While we witness the beautiful glow reflected off the golden flank of grazing elk in a springtime pasture, or sit enraptured by the presence of a browsing moose, we can feel our hearts beating ever stronger. While we pause in our steps to glimpse the little black fox trotting down our driveway in a high mountain valley, we carry fear alongside awe, for the days that may not be. While we gaze into that set of wanting brown canine eyes in need of a furever home, possibilities twist and torment our ever-determined minds, while uncertainty infects our chance for peace and restoration. While we cook chicken and sweet potatoes alongside pots of boiled rice for the special-needs incontinent, disabled dog dumped in the lands of nowhere, peace settles into the moment. Like a dim light glowing in the ebony of the evening, purpose delivers contentment like a divine messenger descending from above.
While we jump out of our Subaru, halting traffic to protect a procession of mother pheasants leading their chicks across a busy highway, we hold our breath until they are safely on the other side. And we smile when we return to that Subaru in the knowingness that, somehow, we helped them all be, for just one more day.
Every act we make is in honor of a life in need of care and protection, left orphaned and alone, in a world where the sharper edges of humanity brush up against vulnerability.
We say yes to the bullet-ridden blue heeler mutt stray, left to survive on his own on a roadside in the Rio Grande Valley. We exclaim, “absolutely, I’ll take him in and find him a home” to the young hound mutt sitting dazed and wounded, while we wrap gauze around his bloodied legs and empty his broken bladder. And we continue, year after year, pulling dogs by the dozens out of harm’s way in the beleaguered and under-resourced shelters deep in the bowels of Texas, devoting and depleting ourselves in the hope for a better outcome or an end to the incessant demand. Because we can no more turn away from a living being in need than we could slam the door on a hungry stranger.
And sometimes, we just take in a neighbor’s dog in need when we hear the utterance, “she has to go” because knowing that the shelters are overly full, we say to ourselves, “what’s one more?”
For the want to see the nonhuman web of life continue to live healthy and well, women feel protective. Fierce.
It is why we stand clear.
It is why we are willing to fight and why we cry.
Feeling the needs of the vulnerable and the fragile, the beautiful and the deserving, we put words to the page and sound to our hearts. They are the ones speaking in a language we can hear. We are translators and protectors, advocates and nurturers. We see and we respond, we flag down traffic in protection and care for them by the dozens, when rational minds would only give place to two.

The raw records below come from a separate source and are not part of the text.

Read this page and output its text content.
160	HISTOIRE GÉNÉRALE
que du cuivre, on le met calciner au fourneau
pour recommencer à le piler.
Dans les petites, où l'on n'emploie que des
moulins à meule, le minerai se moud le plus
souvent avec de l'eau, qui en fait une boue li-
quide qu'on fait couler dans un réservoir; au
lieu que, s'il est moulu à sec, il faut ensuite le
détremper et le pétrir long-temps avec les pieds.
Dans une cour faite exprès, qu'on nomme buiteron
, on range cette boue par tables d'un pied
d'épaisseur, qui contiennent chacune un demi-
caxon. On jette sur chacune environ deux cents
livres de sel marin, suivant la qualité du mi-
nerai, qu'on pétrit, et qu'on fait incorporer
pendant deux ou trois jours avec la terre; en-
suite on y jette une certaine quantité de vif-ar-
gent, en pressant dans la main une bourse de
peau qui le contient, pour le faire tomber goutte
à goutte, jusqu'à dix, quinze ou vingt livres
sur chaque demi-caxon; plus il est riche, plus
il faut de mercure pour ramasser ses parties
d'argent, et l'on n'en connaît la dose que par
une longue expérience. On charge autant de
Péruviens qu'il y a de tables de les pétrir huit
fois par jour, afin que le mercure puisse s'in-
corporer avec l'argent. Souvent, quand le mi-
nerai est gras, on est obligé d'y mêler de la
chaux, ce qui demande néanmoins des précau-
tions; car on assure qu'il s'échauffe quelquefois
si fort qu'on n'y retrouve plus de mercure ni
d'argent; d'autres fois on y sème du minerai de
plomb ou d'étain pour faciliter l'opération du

Women are innately connected through the vein of life to the myriad forms of creation—wild and domestic. We are fed by diversity, enlivened by expression, fueled by vibrancy. We are heartened by the gratitude inherent in a set of rescued brown eyes, satisfied with a deep sigh of a caramel muzzle resting on our thigh as we write on our living room couch.
On behalf of the women caring for the nonhuman lives of those in dire need, let’s celebrate with our commitment ongoing, our hearts ever-opening, and acknowledge that our care is a worthwhile endeavor, indeed.